The majority opinion ruled that Circuit Judge John Cooper in Leon County improperly allowed the abortion providers to assert that their patients’ right to abortion was being violated instead of requiring patients to file individual claims.

They lacked standing to do that,” Judge Bradford Thomas wrote for himself and Judge Stephanie Ray.

“Appellees [the abortion providers] have not asserted a violation of their own constitutional rights. Instead, they seek to vindicate the privacy rights of their patients,” Bradford continued.

“Yet contrary to the circuit court’s order ruling that pregnant women cannot adequately challenge abortion-related legislation, history provides numerous examples of such legal actions,” he continued.




He referred to Circuit Judge John Cooper, who ruled on July 5, four days after the law took effect, that it violated the privacy clause in the Florida Constitution, which the Supreme Court in 1989 ruled covered the right to abortion. The Legislature passed the law, and Gov. Ron DeSantis signed it in April, in anticipation that the U.S. Supreme Court would overrule Roe v. Wade, which that court did on June 24.

florida phoenixNotwithstanding all that, Cooper concluded that he was bound by the 1989 Florida precedent set in a case called In re T.W., which stuck down a parental abortion notification law for minors. However, he rejected the providers’ request to block enforcement, citing a high procedural bar erected by the First District.

The providers cannot demonstrate irreparable harm to themselves justifying a bar against enforcing the law because terminations following 15 weeks’ gestation represent a relatively small number of total abortions in Florida, and therefore a relative small loss in businesses, Thomas continued.

“As to appellees themselves, any loss of income from the operation of the law cannot provide a basis for a finding of irreparable harm as a matter of law. And the parties do not dispute that the operation of the law will not affect the majority of provided abortions. We have unambiguously held that case law is clear that economic harm does not constitute irreparable injury; that is … money damages due to a decrease in patient volume do not suffice to demonstrate irreparable injury.”

Without explaining why, Thomas wrote: “We also reject appellants’ ‘Suggestion for Certification’ that this case requires immediate resolution by the Florida Supreme Court, filed on July 5, 2022.” That’s the procedural move that would have sent the case immediately to the Supreme Court.

In a dissent, Judge Susan Kelsey said she, like Cooper, also considered herself bound by the existing Florida Supreme Court precedent protecting abortion rights.

“Precedent also bars us from relying on appellants’ supposed lack of standing to assert the personal right of privacy that individual patients could assert.

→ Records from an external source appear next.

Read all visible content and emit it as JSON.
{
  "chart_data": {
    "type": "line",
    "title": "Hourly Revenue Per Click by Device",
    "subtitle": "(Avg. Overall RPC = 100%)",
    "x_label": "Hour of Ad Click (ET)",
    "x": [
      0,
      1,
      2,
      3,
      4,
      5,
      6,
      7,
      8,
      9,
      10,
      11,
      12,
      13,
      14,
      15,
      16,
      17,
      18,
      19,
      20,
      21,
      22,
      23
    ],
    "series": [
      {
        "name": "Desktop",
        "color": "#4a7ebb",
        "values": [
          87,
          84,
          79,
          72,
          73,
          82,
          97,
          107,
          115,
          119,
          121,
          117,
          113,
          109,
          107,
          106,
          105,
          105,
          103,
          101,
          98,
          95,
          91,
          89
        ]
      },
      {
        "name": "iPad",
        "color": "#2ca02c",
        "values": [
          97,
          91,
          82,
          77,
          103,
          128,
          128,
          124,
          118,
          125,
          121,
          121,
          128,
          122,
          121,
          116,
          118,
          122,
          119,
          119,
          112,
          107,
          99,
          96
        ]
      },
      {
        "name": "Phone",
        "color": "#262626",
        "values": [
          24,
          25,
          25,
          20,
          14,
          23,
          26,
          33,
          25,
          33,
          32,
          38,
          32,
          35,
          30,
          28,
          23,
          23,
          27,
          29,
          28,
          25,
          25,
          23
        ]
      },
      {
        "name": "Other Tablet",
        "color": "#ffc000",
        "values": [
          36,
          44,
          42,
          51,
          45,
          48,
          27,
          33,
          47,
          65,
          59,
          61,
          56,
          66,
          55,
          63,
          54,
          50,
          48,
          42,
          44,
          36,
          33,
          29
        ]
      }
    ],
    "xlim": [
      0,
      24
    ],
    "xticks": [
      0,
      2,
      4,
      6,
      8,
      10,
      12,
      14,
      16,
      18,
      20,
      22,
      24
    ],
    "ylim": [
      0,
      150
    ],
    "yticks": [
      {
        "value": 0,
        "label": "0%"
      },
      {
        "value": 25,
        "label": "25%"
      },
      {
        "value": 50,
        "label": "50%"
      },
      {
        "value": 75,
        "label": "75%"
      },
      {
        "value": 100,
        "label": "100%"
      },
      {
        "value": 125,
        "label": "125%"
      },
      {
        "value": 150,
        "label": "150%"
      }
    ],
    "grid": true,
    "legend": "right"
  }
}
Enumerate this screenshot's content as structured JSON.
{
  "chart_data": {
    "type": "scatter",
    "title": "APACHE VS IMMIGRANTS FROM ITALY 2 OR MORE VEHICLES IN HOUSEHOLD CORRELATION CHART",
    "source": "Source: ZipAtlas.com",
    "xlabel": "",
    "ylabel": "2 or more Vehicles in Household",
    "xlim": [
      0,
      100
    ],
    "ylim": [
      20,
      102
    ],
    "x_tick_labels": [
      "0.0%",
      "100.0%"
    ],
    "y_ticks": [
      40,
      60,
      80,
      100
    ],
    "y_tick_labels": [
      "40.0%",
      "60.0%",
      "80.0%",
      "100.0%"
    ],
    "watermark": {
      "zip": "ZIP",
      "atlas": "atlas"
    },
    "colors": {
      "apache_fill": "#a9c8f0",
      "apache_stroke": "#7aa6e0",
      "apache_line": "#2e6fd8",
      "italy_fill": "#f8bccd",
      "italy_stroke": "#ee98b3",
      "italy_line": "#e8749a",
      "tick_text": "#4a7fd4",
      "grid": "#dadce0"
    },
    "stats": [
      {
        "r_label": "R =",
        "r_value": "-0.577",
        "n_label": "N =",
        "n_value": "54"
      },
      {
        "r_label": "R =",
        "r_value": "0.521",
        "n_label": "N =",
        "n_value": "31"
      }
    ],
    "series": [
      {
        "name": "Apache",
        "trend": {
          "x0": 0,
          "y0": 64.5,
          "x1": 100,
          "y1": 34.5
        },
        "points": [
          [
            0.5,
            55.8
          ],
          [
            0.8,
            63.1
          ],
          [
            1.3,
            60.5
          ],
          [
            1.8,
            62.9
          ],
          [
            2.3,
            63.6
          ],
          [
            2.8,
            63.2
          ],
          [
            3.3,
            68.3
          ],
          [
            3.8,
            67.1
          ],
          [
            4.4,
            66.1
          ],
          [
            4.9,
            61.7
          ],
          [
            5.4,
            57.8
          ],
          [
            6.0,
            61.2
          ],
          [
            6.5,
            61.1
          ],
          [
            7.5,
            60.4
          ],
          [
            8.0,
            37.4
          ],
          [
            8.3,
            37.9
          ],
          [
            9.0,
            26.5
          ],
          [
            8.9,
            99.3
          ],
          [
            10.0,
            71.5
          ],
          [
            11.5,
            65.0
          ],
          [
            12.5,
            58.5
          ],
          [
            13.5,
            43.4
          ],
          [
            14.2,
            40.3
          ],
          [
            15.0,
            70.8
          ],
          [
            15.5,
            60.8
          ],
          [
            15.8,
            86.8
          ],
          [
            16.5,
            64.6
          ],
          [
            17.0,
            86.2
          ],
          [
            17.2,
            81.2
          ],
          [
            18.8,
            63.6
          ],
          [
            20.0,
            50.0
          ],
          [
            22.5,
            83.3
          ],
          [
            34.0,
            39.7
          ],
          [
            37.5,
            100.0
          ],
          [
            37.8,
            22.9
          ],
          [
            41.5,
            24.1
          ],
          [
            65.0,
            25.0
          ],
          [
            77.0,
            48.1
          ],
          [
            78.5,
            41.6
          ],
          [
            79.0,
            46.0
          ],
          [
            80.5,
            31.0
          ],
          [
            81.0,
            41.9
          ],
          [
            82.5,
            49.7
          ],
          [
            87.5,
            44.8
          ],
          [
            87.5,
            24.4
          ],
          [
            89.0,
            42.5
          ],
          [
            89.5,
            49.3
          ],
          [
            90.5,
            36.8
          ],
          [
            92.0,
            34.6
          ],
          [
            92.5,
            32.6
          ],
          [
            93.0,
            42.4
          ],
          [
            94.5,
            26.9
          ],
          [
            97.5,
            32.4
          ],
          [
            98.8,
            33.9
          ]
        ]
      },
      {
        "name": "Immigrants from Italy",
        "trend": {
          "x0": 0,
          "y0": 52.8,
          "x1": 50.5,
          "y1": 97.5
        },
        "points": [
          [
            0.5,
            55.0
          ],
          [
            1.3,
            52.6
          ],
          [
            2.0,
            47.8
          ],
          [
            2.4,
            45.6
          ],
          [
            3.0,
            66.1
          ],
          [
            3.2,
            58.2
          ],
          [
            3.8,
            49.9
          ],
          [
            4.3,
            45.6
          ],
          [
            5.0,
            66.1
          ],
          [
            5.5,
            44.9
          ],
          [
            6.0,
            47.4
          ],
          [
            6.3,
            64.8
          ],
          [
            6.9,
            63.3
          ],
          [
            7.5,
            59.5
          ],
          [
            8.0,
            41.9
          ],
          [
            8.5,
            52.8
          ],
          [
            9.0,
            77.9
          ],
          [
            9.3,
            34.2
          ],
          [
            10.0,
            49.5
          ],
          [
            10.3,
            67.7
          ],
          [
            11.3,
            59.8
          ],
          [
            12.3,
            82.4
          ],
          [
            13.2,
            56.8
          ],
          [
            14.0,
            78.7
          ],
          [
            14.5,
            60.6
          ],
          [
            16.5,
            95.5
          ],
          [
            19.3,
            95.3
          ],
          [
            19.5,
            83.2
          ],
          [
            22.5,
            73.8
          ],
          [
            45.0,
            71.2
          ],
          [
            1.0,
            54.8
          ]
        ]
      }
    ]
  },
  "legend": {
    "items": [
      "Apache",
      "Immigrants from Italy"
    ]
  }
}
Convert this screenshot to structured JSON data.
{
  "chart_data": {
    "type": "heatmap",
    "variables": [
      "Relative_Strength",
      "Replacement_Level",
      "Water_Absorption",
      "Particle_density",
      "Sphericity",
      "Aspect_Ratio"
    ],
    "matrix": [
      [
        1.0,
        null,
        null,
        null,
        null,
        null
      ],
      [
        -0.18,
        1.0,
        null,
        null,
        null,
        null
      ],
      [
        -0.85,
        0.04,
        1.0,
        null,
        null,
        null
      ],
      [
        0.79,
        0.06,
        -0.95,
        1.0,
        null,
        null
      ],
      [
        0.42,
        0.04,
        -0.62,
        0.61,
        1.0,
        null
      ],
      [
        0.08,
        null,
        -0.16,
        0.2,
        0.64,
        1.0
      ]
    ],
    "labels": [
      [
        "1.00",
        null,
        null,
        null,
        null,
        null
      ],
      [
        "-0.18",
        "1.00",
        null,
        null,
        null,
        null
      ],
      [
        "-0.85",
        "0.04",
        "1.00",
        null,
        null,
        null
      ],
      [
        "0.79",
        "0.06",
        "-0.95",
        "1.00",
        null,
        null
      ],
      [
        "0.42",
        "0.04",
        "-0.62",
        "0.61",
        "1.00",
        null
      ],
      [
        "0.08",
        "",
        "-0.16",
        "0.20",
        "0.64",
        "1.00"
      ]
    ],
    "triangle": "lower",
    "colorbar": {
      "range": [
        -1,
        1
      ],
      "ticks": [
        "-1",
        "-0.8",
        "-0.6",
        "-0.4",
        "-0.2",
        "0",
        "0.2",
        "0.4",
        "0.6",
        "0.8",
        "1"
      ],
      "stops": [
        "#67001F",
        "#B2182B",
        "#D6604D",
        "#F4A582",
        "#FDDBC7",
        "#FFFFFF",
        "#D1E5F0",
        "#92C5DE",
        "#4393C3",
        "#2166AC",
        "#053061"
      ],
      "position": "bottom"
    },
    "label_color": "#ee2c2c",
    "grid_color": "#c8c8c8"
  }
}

Similar institutional parties have successfully asserted exactly those rights in many earlier cases,” Kelsey wrote.




She referred as an example to to Green v. Alachua County, in which she said the First District gave special urgency to legal challenges asserting the right of privacy.

“In short, the majority’s injection of the standing issue is both wrong and irrelevant to the injunctive-relief analysis as we ourselves stated it in no uncertain terms in Green,” she wrote.

She added that she would have sent the case immediately to the Supreme Court.